# Tiny transluscent greenish bugs all over my Howeara Lava Burst flowers and new shoots



## ALToronto (Nov 27, 2014)

I have already posted this on OrchidBoard, so my apologies if you're seeing it twice.

These bugs don't seem to be eating anything, but they sure like to sit on the blooms! Even though the blooms are at the end of their life span and are about to drop. 

They also love the newest tips of soft-leaf plants such as stonecrop, baby's tears and leafy orchids. 

Are they harmful? What should I use to get rid of them? I sprayed one of the Howeara flower spikes with SucraShield, and all it did was kill the flowers.

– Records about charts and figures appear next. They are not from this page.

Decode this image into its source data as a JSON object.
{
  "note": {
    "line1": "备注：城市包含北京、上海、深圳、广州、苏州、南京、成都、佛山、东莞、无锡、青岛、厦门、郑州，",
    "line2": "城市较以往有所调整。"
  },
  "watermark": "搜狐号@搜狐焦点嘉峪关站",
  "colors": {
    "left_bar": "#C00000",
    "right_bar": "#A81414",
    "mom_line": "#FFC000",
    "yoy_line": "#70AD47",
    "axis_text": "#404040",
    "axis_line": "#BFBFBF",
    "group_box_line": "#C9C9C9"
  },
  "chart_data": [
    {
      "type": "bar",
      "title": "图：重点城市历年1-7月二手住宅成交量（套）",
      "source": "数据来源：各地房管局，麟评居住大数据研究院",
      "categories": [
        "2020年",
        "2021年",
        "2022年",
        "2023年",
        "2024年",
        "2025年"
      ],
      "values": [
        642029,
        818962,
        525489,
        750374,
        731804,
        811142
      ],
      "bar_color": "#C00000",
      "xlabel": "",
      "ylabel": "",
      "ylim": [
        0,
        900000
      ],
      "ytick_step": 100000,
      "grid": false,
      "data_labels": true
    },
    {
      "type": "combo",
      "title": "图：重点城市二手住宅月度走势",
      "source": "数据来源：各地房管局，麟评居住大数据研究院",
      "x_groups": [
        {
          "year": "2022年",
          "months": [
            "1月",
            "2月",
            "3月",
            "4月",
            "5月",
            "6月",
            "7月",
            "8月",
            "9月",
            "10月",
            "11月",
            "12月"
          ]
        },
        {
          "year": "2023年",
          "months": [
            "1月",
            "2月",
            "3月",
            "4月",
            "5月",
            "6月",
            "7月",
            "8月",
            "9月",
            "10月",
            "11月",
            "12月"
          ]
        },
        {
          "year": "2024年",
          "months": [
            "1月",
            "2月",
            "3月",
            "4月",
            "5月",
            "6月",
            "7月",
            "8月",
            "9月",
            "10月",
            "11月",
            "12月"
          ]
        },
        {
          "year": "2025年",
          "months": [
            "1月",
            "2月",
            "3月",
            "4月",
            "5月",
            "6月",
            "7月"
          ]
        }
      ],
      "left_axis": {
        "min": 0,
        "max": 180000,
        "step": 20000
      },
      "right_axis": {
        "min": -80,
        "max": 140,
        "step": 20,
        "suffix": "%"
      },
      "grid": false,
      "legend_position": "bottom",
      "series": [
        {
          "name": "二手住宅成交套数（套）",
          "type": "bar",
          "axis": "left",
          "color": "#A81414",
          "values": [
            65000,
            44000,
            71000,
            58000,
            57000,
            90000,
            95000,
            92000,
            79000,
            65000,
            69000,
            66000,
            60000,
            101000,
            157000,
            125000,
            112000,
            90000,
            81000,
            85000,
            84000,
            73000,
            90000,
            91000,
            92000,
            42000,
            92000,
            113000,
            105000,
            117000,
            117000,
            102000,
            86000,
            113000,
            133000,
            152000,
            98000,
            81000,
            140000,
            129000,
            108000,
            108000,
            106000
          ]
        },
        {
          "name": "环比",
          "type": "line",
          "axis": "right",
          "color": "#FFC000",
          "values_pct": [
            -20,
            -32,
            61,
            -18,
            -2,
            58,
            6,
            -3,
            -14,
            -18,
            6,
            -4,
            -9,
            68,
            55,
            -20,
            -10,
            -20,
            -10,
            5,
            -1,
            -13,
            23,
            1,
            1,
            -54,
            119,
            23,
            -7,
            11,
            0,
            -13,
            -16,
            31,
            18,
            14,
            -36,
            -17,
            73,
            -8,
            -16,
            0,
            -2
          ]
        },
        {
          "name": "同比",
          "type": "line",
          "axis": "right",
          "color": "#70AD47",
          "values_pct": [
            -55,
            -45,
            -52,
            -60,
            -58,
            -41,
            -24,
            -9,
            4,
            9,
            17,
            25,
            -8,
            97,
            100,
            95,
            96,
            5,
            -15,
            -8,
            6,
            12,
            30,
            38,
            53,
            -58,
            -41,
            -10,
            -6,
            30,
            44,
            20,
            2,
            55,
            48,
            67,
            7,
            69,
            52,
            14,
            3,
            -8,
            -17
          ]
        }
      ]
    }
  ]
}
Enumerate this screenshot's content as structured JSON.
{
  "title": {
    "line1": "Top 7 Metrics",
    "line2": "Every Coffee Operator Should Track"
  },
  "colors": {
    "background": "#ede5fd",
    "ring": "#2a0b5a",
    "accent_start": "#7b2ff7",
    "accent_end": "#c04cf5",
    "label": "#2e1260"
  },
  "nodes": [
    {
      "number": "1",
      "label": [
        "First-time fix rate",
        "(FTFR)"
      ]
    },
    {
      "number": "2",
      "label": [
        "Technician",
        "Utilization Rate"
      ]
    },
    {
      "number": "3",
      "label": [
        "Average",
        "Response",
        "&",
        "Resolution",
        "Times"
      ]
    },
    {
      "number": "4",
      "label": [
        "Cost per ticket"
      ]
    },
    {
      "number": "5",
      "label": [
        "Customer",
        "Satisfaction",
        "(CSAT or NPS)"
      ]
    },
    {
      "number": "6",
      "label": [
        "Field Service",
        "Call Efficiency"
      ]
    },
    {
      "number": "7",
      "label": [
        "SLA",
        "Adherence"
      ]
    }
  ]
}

The bugs were back within a couple of days. 

Here are some extreme close-up photos. The bugs are less than 1 mm long.


----------



## gonewild (Nov 27, 2014)

aphids


----------



## Justin (Nov 27, 2014)

Agree, aphids. Definitely harmful. Use a pyrethrine based spray to kill them.


----------



## ALToronto (Nov 27, 2014)

Thanks. So shouldn't SucraShield be effective against them? Ray?


----------



## NYEric (Nov 27, 2014)

Aphids. They will suck the nutrients out of the plant! Insecticidal soap, anything. Get rid of them.


----------



## Migrant13 (Nov 28, 2014)

You can start by knocking them off in the sink with a good stream of water. Then hit them with some insecticide. They are generally easy to kill.


----------



## Ray (Nov 28, 2014)

SucraShield, yes. A spray with isopropyl alcohol will kill adults.


----------